Observation status has been a topic of discussion across the country for the past few years. Because of Medicare’s strict definition of who meets inpatient criteria, the percentage of patients who are placed in observation status continues to rise. Managing costs and resources are paramount to successful discharge planning and coordination of care.

At Texas Health Dallas, there was a 21% rate of observation patients in-house over 48 hours. The Medicare recommended percentage is 4-8%. As a way to decrease this costly endeavor, a virtual observation unit was initiated. The purpose of this project was to reduce observation hours, increase reimbursement by managing the hospital stay, making a decision on an upgrade to inpatient status or discharge between hours 8-26, and improve patient satisfaction for patients in observation status.

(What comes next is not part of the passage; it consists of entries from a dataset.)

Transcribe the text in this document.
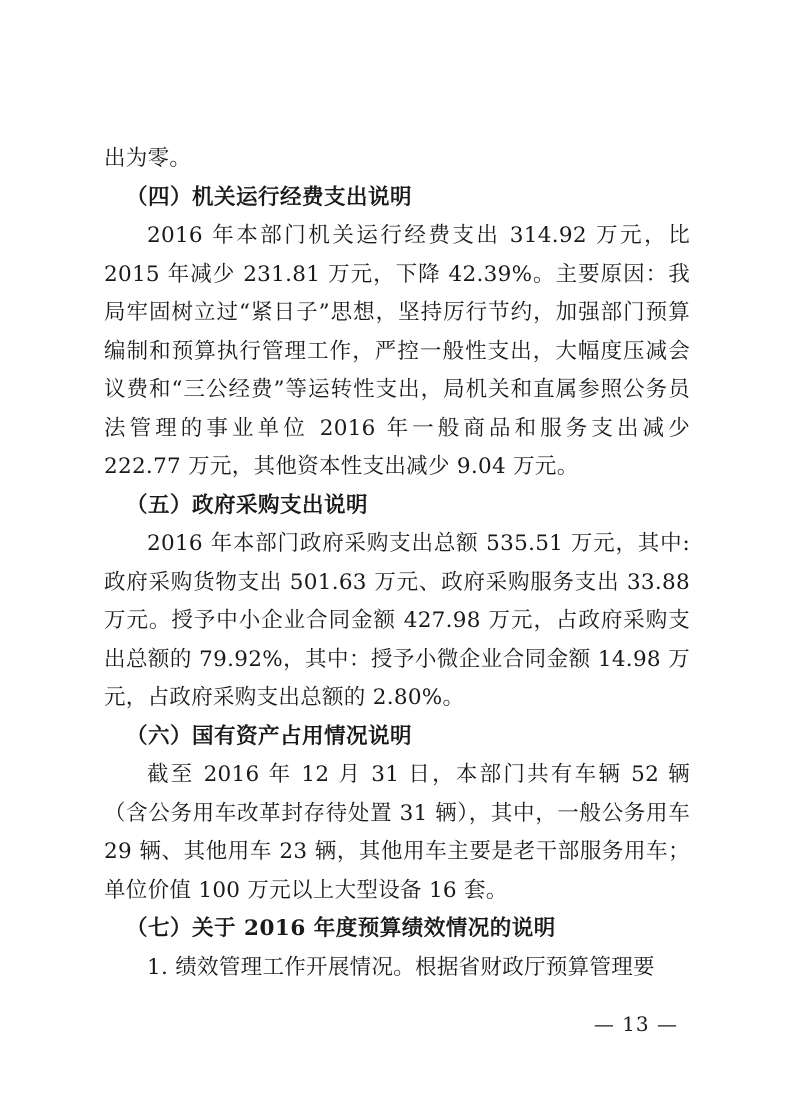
出为零。

（四）机关运行经费支出说明

2016 年本部门机关运行经费支出 314.92 万元，比 2015 年减少 231.81 万元，下降 42.39%。主要原因：我局牢固树立过“紧日子”思想，坚持厉行节约，加强部门预算编制和预算执行管理工作，严控一般性支出，大幅度压减会议费和“三公经费”等运转性支出，局机关和直属参照公务员法管理的事业单位 2016 年一般商品和服务支出减少 222.77 万元，其他资本性支出减少 9.04 万元。

（五）政府采购支出说明

2016 年本部门政府采购支出总额 535.51 万元，其中:政府采购货物支出 501.63 万元、政府采购服务支出 33.88 万元。授予中小企业合同金额 427.98 万元，占政府采购支出总额的 79.92%，其中：授予小微企业合同金额 14.98 万元，占政府采购支出总额的 2.80%。

（六）国有资产占用情况说明

截至 2016 年 12 月 31 日，本部门共有车辆 52 辆（含公务用车改革封存待处置 31 辆），其中，一般公务用车 29 辆、其他用车 23 辆，其他用车主要是老干部服务用车；单位价值 100 万元以上大型设备 16 套。

（七）关于 2016 年度预算绩效情况的说明

1. 绩效管理工作开展情况。根据省财政厅预算管理要

— 13 —
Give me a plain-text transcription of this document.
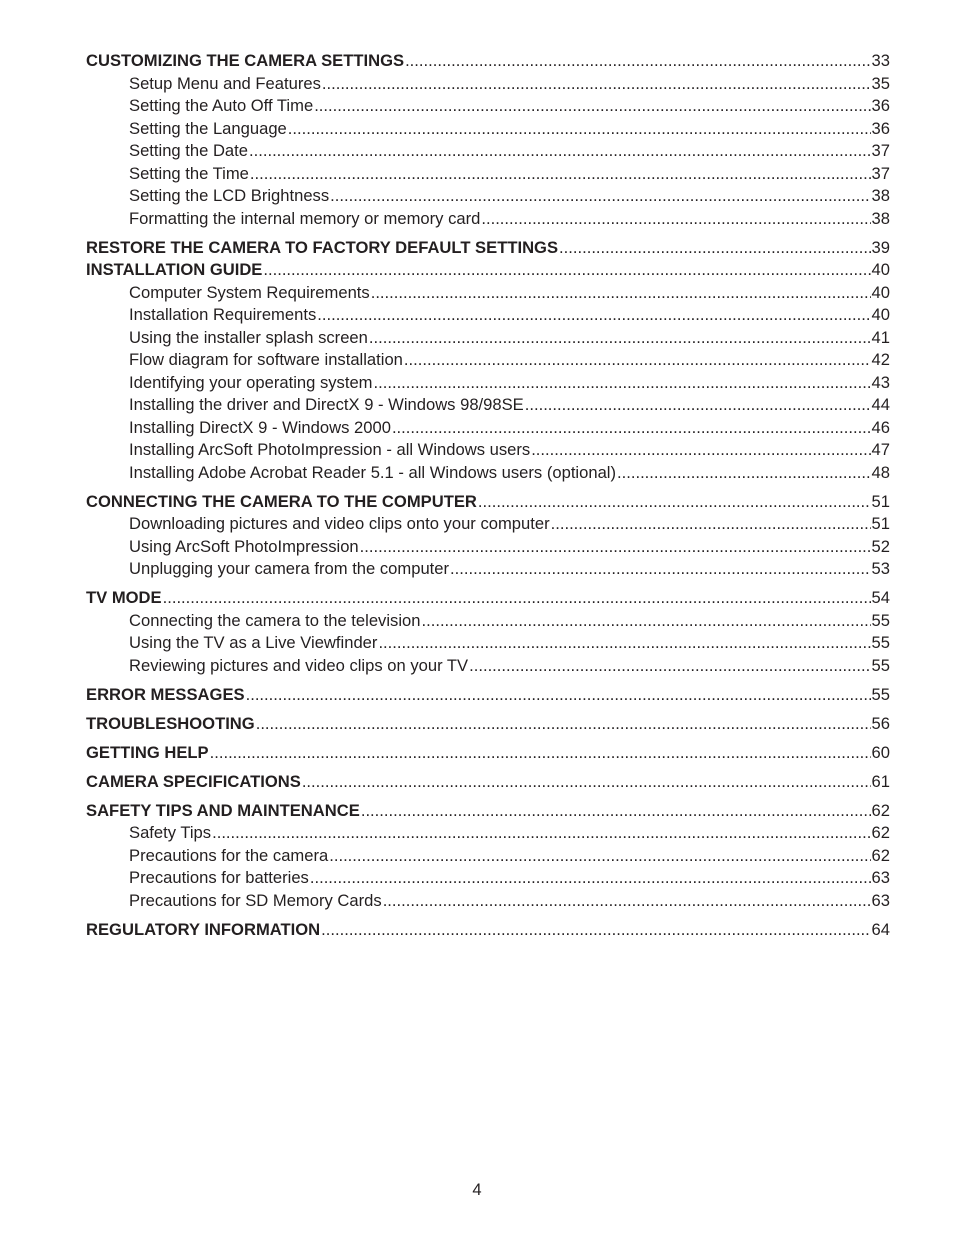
CUSTOMIZING THE CAMERA SETTINGS .....	33
Setup Menu and Features .....	35
Setting the Auto Off Time .....	36
Setting the Language .....	36
Setting the Date .....	37
Setting the Time .....	37
Setting the LCD Brightness .....	38
Formatting the internal memory or memory card .....	38
RESTORE THE CAMERA TO FACTORY DEFAULT SETTINGS .....	39
INSTALLATION GUIDE .....	40
Computer System Requirements .....	40
Installation Requirements .....	40
Using the installer splash screen .....	41
Flow diagram for software installation .....	42
Identifying your operating system .....	43
Installing the driver and DirectX 9 - Windows 98/98SE .....	44
Installing DirectX 9 - Windows 2000 .....	46
Installing ArcSoft PhotoImpression - all Windows users .....	47
Installing Adobe Acrobat Reader 5.1 - all Windows users (optional) .....	48
CONNECTING THE CAMERA TO THE COMPUTER .....	51
Downloading pictures and video clips onto your computer .....	51
Using ArcSoft PhotoImpression .....	52
Unplugging your camera from the computer .....	53
TV MODE .....	54
Connecting the camera to the television .....	55
Using the TV as a Live Viewfinder .....	55
Reviewing pictures and video clips on your TV .....	55
ERROR MESSAGES .....	55
TROUBLESHOOTING .....	56
GETTING HELP .....	60
CAMERA SPECIFICATIONS .....	61
SAFETY TIPS AND MAINTENANCE .....	62
Safety Tips .....	62
Precautions for the camera .....	62
Precautions for batteries .....	63
Precautions for SD Memory Cards .....	63
REGULATORY INFORMATION .....	64
4
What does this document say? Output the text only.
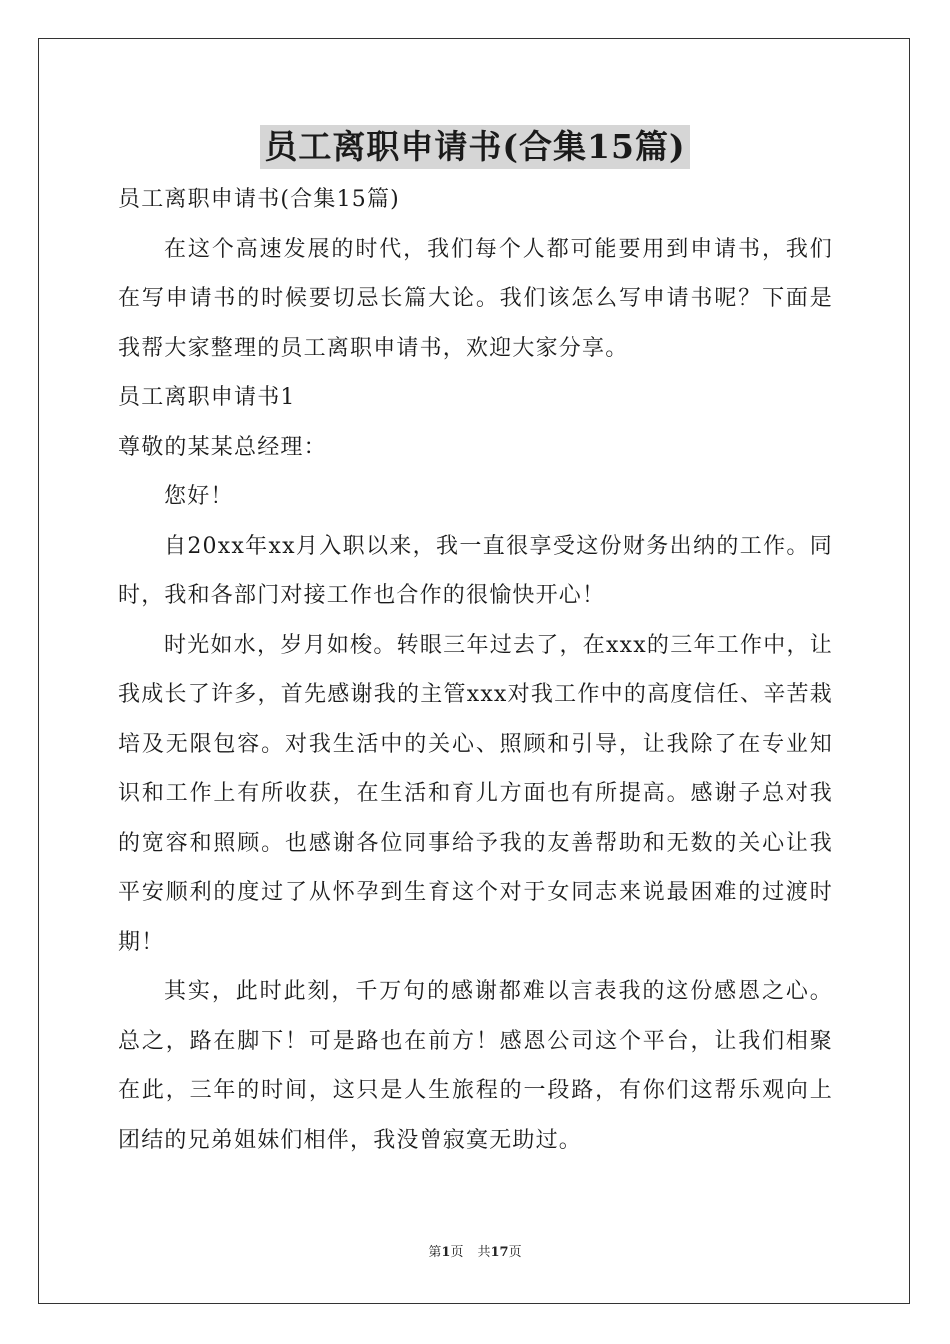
员工离职申请书(合集15篇)

员工离职申请书(合集15篇)

在这个高速发展的时代，我们每个人都可能要用到申请书，我们在写申请书的时候要切忌长篇大论。我们该怎么写申请书呢？下面是我帮大家整理的员工离职申请书，欢迎大家分享。

员工离职申请书1

尊敬的某某总经理：

您好！

自20xx年xx月入职以来，我一直很享受这份财务出纳的工作。同时，我和各部门对接工作也合作的很愉快开心！

时光如水，岁月如梭。转眼三年过去了，在xxx的三年工作中，让我成长了许多，首先感谢我的主管xxx对我工作中的高度信任、辛苦栽培及无限包容。对我生活中的关心、照顾和引导，让我除了在专业知识和工作上有所收获，在生活和育儿方面也有所提高。感谢子总对我的宽容和照顾。也感谢各位同事给予我的友善帮助和无数的关心让我平安顺利的度过了从怀孕到生育这个对于女同志来说最困难的过渡时期！

其实，此时此刻，千万句的感谢都难以言表我的这份感恩之心。总之，路在脚下！可是路也在前方！感恩公司这个平台，让我们相聚在此，三年的时间，这只是人生旅程的一段路，有你们这帮乐观向上团结的兄弟姐妹们相伴，我没曾寂寞无助过。

第1页 共17页
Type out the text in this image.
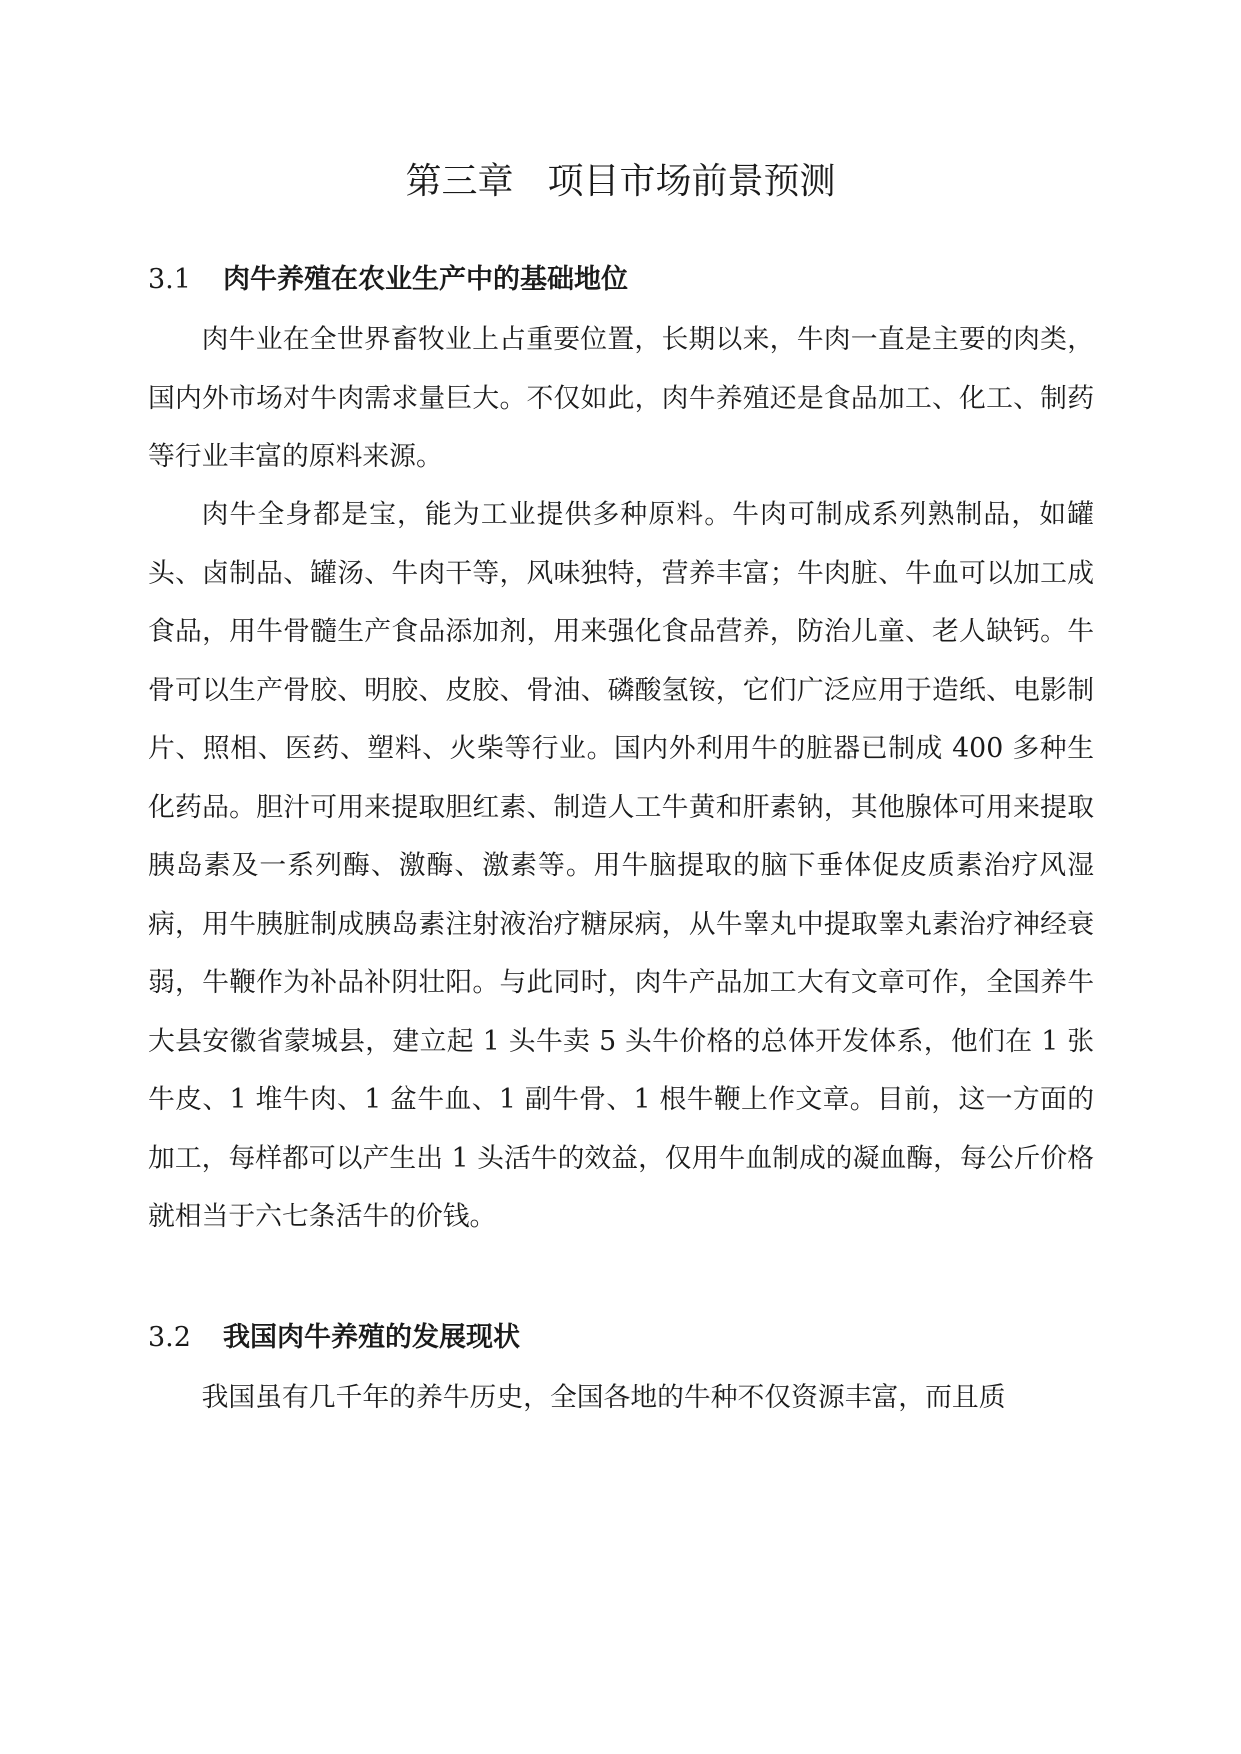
第三章 项目市场前景预测
3.1 肉牛养殖在农业生产中的基础地位

肉牛业在全世界畜牧业上占重要位置，长期以来，牛肉一直是主要的肉类，国内外市场对牛肉需求量巨大。不仅如此，肉牛养殖还是食品加工、化工、制药等行业丰富的原料来源。

肉牛全身都是宝，能为工业提供多种原料。牛肉可制成系列熟制品，如罐头、卤制品、罐汤、牛肉干等，风味独特，营养丰富；牛肉脏、牛血可以加工成食品，用牛骨髓生产食品添加剂，用来强化食品营养，防治儿童、老人缺钙。牛骨可以生产骨胶、明胶、皮胶、骨油、磷酸氢铵，它们广泛应用于造纸、电影制片、照相、医药、塑料、火柴等行业。国内外利用牛的脏器已制成 400 多种生化药品。胆汁可用来提取胆红素、制造人工牛黄和肝素钠，其他腺体可用来提取胰岛素及一系列酶、激酶、激素等。用牛脑提取的脑下垂体促皮质素治疗风湿病，用牛胰脏制成胰岛素注射液治疗糖尿病，从牛睾丸中提取睾丸素治疗神经衰弱，牛鞭作为补品补阴壮阳。与此同时，肉牛产品加工大有文章可作，全国养牛大县安徽省蒙城县，建立起 1 头牛卖 5 头牛价格的总体开发体系，他们在 1 张牛皮、1 堆牛肉、1 盆牛血、1 副牛骨、1 根牛鞭上作文章。目前，这一方面的加工，每样都可以产生出 1 头活牛的效益，仅用牛血制成的凝血酶，每公斤价格就相当于六七条活牛的价钱。

3.2 我国肉牛养殖的发展现状

我国虽有几千年的养牛历史，全国各地的牛种不仅资源丰富，而且质
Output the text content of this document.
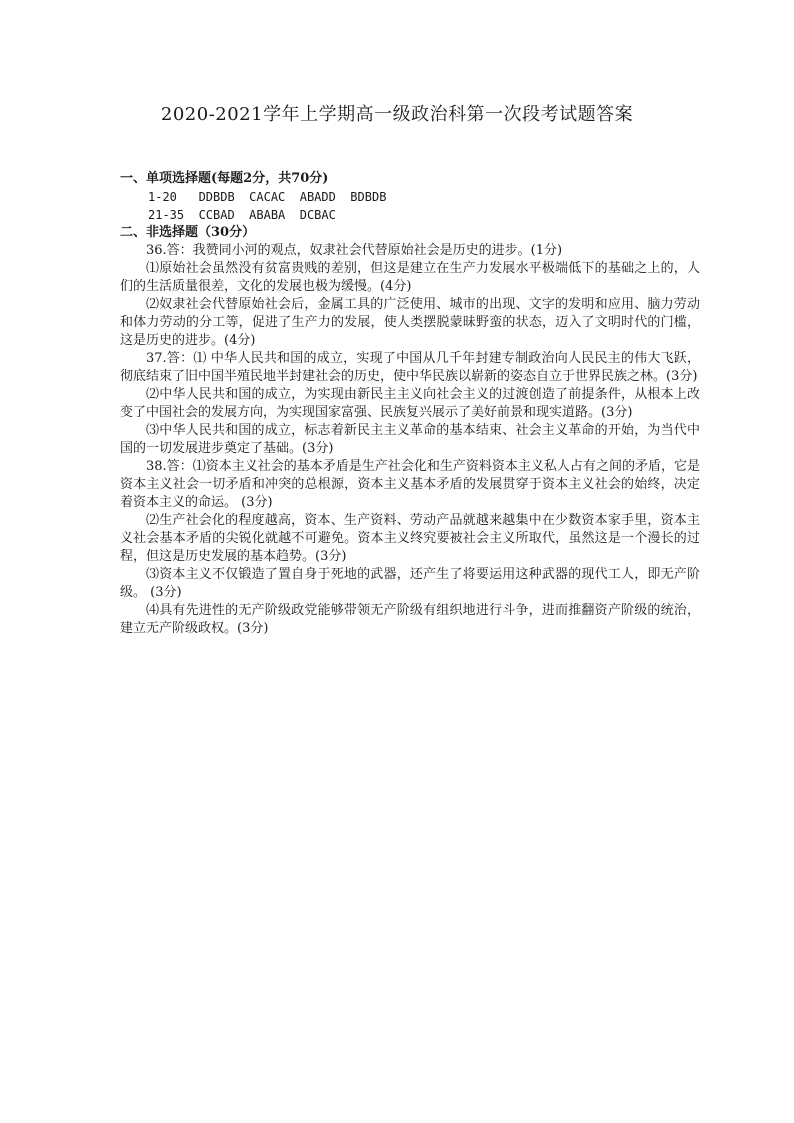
2020-2021学年上学期高一级政治科第一次段考试题答案

一、单项选择题(每题2分，共70分)

1-20   DDBDB  CACAC  ABADD  BDBDB

21-35  CCBAD  ABABA  DCBAC

二、非选择题（30分）

36.答：我赞同小河的观点，奴隶社会代替原始社会是历史的进步。(1分)

⑴原始社会虽然没有贫富贵贱的差别，但这是建立在生产力发展水平极端低下的基础之上的，人们的生活质量很差，文化的发展也极为缓慢。(4分)

⑵奴隶社会代替原始社会后，金属工具的广泛使用、城市的出现、文字的发明和应用、脑力劳动和体力劳动的分工等，促进了生产力的发展，使人类摆脱蒙昧野蛮的状态，迈入了文明时代的门槛，这是历史的进步。(4分)

37.答：⑴ 中华人民共和国的成立，实现了中国从几千年封建专制政治向人民民主的伟大飞跃，彻底结束了旧中国半殖民地半封建社会的历史，使中华民族以崭新的姿态自立于世界民族之林。(3分)

⑵中华人民共和国的成立，为实现由新民主主义向社会主义的过渡创造了前提条件，从根本上改变了中国社会的发展方向，为实现国家富强、民族复兴展示了美好前景和现实道路。(3分)

⑶中华人民共和国的成立，标志着新民主主义革命的基本结束、社会主义革命的开始，为当代中国的一切发展进步奠定了基础。(3分)

38.答：⑴资本主义社会的基本矛盾是生产社会化和生产资料资本主义私人占有之间的矛盾，它是资本主义社会一切矛盾和冲突的总根源，资本主义基本矛盾的发展贯穿于资本主义社会的始终，决定着资本主义的命运。 (3分)

⑵生产社会化的程度越高，资本、生产资料、劳动产品就越来越集中在少数资本家手里，资本主义社会基本矛盾的尖锐化就越不可避免。资本主义终究要被社会主义所取代，虽然这是一个漫长的过程，但这是历史发展的基本趋势。(3分)

⑶资本主义不仅锻造了置自身于死地的武器，还产生了将要运用这种武器的现代工人，即无产阶级。 (3分)

⑷具有先进性的无产阶级政党能够带领无产阶级有组织地进行斗争，进而推翻资产阶级的统治，建立无产阶级政权。(3分)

The Care Transitions Management (CTM) department played a major role in the creation of the virtual observation unit. The appropriate disciplines were identified and included the Care Transitions Director, Manager and Team Lead, a Clinical Nurse Leader (CNL), Physician Advisor, and the Medical Director for the hospitalist group. A goal of the group began with a deliberate target of managing observation patients regardless of hospital location. The group would focus solely on timely management of care and effective discharge planning. Although there was an initial decrease in observation hours (a drop from 21% to 17%), the virtual team ascertained greater knowledge around the reason for the delays and insight into educational opportunities house-wide.

The virtual observation team morphed into a dedicated observation unit where patients were co-horted on a specific unit. With 2 assigned CTMs leading the push for an efficient transition to the next level of care and treatments that could be continued in an outpatient setting, the average percentage of observation hours dropped to a substantial 7% within a 3-month timeframe.